+ Deportes Lunes, 12 de febrero de 2018 | Edición impresa

Este Lobo no tiene quién lo frene

Gimnasia venció 2-0 a Roca y comparte la cima de las posiciones con Estudiantes (RC). Diego Mondino y Palacios Alvarenga, los goleadores.

Por Redacción LA

Transita a paso firme Gimnasia y Esgrima en este Torneo Federal A. Firme y parejo. Anoche, aunque no tuvo una noche brillante, sumó una nueva victoria en condición de visitante frente a Deportivo Roca, con goles de Diego Mondino y Pablo Palacios Alvarenga. 

La primera parte mostró algunos de los buenos argumentos que ya viene mostrando Gimnasia desde hace un tiempo. Sin embargo, apenas fue suficiente para sacar ventaja tras una avivada de Cristian Llama, quien sacó rápido un tiro libre para Lucas Fernández y el posterior gol de Mondino.

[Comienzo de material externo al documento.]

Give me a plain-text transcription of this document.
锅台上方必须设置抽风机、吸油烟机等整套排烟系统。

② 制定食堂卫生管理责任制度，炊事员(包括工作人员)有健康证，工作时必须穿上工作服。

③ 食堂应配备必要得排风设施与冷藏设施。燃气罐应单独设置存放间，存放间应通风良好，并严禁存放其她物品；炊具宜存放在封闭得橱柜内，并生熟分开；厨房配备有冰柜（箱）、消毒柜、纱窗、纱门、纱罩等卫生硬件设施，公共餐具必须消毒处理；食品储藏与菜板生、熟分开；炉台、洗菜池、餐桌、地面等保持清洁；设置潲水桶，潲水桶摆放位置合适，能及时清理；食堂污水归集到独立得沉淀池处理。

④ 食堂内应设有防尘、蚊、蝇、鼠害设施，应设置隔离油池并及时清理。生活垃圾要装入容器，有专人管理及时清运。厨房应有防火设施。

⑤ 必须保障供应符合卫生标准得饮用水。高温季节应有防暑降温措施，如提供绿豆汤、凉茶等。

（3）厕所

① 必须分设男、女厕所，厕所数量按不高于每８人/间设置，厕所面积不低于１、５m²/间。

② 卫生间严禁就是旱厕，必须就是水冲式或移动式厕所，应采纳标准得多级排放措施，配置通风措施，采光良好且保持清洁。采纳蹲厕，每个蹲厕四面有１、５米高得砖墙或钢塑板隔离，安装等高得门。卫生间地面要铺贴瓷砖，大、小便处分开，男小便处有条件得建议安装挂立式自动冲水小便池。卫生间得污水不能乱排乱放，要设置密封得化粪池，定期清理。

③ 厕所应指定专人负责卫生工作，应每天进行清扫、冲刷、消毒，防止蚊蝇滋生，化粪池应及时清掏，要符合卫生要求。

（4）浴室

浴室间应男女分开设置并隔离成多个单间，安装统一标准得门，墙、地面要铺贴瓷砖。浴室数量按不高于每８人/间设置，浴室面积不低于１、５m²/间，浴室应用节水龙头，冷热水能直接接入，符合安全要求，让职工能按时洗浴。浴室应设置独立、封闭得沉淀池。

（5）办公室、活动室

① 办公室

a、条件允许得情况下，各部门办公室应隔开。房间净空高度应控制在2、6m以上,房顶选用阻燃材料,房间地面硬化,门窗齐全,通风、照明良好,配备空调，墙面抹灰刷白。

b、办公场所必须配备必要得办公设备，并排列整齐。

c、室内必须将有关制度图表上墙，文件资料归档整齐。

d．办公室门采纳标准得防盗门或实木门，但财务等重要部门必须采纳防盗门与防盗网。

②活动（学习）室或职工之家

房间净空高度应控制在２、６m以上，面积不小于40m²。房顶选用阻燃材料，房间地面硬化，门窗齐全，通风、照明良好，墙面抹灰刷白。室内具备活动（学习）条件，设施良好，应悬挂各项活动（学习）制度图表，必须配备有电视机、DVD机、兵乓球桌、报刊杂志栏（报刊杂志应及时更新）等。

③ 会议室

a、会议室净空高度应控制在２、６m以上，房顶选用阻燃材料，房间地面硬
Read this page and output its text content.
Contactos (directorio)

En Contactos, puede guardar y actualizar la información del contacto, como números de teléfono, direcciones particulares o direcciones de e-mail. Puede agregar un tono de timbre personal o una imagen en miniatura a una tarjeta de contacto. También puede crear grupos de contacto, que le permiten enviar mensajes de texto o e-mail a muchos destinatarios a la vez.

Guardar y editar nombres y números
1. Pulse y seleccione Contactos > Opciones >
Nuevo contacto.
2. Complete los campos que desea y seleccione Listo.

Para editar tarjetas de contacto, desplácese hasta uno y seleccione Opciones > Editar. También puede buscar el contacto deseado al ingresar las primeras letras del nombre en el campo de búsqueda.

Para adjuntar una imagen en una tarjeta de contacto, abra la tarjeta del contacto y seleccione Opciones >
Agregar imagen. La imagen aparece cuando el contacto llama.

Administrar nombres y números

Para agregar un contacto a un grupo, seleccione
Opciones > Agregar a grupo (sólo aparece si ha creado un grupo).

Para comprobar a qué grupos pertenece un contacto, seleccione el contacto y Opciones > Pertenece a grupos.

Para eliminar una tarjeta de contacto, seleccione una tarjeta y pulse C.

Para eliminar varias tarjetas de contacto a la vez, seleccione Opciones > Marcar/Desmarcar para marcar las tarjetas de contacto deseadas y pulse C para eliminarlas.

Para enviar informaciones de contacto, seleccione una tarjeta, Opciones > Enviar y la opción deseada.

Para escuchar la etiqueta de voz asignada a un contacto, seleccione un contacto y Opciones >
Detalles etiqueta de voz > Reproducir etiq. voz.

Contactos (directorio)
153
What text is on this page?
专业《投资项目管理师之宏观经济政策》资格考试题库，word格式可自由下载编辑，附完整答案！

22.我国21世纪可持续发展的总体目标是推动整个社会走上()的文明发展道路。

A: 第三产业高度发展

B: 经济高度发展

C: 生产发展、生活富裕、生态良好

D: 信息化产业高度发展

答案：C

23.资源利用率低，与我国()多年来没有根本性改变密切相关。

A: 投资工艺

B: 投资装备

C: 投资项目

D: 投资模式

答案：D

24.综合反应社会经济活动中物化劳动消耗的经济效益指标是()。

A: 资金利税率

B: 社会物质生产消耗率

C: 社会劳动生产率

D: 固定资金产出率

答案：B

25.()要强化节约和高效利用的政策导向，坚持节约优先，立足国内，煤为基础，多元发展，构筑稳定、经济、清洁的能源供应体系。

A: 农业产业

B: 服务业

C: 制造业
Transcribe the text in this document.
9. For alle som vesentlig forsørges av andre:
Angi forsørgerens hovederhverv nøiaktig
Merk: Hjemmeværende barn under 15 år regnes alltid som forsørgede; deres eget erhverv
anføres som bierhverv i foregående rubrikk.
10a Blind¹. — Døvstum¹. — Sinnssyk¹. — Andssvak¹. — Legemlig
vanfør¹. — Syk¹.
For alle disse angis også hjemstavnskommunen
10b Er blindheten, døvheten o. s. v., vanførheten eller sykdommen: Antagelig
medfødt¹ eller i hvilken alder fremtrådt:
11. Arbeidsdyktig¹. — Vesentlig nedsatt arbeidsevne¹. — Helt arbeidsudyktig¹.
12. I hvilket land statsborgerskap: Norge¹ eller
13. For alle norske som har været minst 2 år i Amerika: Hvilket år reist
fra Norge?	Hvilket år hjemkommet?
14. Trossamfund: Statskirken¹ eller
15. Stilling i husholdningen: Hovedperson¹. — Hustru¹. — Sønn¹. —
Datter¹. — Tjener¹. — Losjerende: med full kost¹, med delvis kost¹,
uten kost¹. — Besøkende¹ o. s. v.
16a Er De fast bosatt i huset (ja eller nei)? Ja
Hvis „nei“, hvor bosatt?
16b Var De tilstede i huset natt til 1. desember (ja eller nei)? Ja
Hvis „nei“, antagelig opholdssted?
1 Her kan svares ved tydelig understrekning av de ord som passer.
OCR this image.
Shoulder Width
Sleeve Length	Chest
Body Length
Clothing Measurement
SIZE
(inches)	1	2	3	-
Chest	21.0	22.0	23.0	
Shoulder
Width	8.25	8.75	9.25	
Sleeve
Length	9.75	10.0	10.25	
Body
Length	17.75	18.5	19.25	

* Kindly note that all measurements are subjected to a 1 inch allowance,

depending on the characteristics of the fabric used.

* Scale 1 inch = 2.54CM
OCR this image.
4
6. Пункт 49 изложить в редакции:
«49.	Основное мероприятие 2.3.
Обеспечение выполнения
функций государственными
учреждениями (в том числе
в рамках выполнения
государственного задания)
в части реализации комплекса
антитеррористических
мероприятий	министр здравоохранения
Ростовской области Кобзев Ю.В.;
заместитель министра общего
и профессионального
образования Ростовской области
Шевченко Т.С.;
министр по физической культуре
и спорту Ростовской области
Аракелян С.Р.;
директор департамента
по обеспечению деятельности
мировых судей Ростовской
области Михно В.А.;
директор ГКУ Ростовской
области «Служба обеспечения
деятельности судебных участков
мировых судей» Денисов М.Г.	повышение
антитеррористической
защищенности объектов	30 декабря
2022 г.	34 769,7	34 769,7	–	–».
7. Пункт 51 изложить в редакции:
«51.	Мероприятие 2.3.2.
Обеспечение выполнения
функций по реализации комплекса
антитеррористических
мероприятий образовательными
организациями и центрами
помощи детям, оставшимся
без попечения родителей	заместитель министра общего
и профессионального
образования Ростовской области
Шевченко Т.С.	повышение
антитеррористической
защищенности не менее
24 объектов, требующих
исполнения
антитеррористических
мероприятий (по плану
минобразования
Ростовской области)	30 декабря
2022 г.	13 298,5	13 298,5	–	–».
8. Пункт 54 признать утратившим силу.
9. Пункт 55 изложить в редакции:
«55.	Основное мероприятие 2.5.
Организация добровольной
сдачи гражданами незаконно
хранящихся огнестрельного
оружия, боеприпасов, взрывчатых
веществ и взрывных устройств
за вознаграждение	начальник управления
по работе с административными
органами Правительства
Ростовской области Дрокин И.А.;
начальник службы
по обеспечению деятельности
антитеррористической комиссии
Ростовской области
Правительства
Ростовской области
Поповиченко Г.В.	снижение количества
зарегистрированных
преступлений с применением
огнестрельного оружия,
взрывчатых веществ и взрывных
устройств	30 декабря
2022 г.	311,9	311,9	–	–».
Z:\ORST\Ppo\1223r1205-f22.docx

Porque a lo largo de la etapa, Deportivo Roca también mostró buenas intenciones en la búsqueda de encontrar la valla de Exequiel Viola. Y en ese intercambio, unos y otros casi no pudieron lastimarse. Tuvo algunas el elenco local, pero casi nunca hubo precisión en la definición, mientras que el Lobo aprovechó la más clara para ponerse en ventaja.

A partir de esa acción, el conjunto mendocino encontró la paciencia necesaria para mover el balón con más inteligencia en la búsqueda de crear espacios en la defensa local.  ¿Y los encontró? No, pero su rival casi no inquietó. Rodrigo Mannara se fue desdibujando y el equipo sureño no consiguió encontrar los caminos al gol. 

Para el complemento, Gimnasia no cambió demasiado lo que venía haciendo. El objetivo era seguir siendo líder y lo consiguió desde un rendimiento prolijo en lo defensivo, con un buen rendimiento de Pablo Cortizo en la zona media. Y con la espalda bien cubierta, en ofensiva, el Lobo es demoledor. Unos minutos después de un tiro de esquina que casi termina con gol olímpico de Llama, Palacios Alvarenga sentenció la historia al aprovechar un “yerro” defensivo de su rival. 

El resto del juego estuvo de más. Deportivo Roca no tuvo forma de descontar y Gimnasia se hizo gigante para jugar con el aplomo del equipo que ya es candidato a pelear el ascenso y terminó cerrando una nueva noche ideal.